Дорну было семнадцать, и он возвышался над Вилли, как башня. Он посмотрел на него с высоты своего роста и выпустил дым из ноздрей — в точности, как герой его любимого голографического боевика. Восс не любил, когда издевались над малышами, но не видел причины вмешиваться.
— Мистер Мандуло каждый день получает по морде, что в этом особенного?
— Он уже весь в крови, а они все равно его бьют!
Дорн вздохнул и попытался уговорить себя, что это не его дело. Но не смог.
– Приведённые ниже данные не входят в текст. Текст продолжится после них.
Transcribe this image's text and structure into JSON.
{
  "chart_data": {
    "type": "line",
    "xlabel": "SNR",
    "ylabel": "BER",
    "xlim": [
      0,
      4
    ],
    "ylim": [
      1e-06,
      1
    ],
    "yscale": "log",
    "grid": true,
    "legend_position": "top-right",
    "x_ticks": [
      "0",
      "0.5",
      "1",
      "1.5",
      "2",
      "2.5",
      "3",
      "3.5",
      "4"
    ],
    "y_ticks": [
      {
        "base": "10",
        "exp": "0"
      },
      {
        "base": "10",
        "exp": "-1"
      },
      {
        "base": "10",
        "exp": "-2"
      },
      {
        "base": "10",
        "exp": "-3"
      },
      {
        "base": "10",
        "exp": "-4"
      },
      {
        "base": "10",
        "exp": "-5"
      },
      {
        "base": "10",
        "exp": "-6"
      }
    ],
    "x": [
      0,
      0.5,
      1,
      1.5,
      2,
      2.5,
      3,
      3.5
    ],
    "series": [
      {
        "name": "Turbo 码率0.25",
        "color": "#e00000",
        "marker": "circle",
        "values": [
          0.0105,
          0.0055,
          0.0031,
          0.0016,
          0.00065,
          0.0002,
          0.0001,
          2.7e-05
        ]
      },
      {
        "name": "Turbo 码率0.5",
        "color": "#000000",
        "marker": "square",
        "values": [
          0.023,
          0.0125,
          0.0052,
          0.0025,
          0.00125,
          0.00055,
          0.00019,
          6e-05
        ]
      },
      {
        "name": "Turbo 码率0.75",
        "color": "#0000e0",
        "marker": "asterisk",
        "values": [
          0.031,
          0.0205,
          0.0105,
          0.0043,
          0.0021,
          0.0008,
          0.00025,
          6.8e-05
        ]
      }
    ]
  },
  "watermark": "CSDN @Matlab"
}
Он хотел было спросить: «Почему я?» — только ответ был известен ему и так.
Неписаные законы запрещали малышам жаловаться преподавателям, но поскольку Дорн относился к первогодкам хорошо — то есть не то чтобы хорошо, похотя бы не издевался над ними, — они надеялись на его защиту.
Дорн щелчком отбросил окурок.
— Ладно, крысенок, пошли. Но смотри, если наврал!
Вилли пустился бегом; Дорн шествовал за ним чинно и не торопясь. У страха глаза велики, дело, может, не стоит и выеденного яйца, а реноме — вещь важная, его нужно поддерживать. Если он, Дорн, станет вмешиваться по мелочам, его одноклассникам это вряд ли понравится, и тогда они запросто могут превратить его жизнь в ад.
К бассейну Дорн поднимался минут пять. Он услышал звуки ударов еще прежде, чем увидел того, кто их наносил. Громкий голос гремел, отдаваясь эхом от бетонных стен:
— Эй, «крыса», будь мужиком! За дурака меня принимаешь? Хорош притворяться!
Дорн медленно шел мимо испуганных малышей, вдыхая запах хлорки и щурясь от блеска кафеля.
Вдоль стен раздевалки стояли шкафчики, а в центре была скамья во всю длину комнаты. Пар клубами плавал под потолком. «Крысы» разного цвета, роста и возраста замерли возле своих шкафчиков, вздрагивая всякий раз, когда открывалась входная дверь.
Дорн обвел взглядом всех, включая несчастное создание, в котором трудно было узнать Мандуло. Его привязали к столбу и били, пока он не потерял сознания, — но и после этого избиение продолжалось. Глаза у него затекли и превратились в узкие щелки, губы были разбиты, грудь представляла собой сплошной синяк. В уголках рта слабо пузырилась кровь, и Дорн с облегчением подумал: дышит — значит, живой. В мужской раздевалке всегда стояла вонь, но сейчас запах мочи и рвоты, залившей ноги мальчика, делал ее просто невыносимой.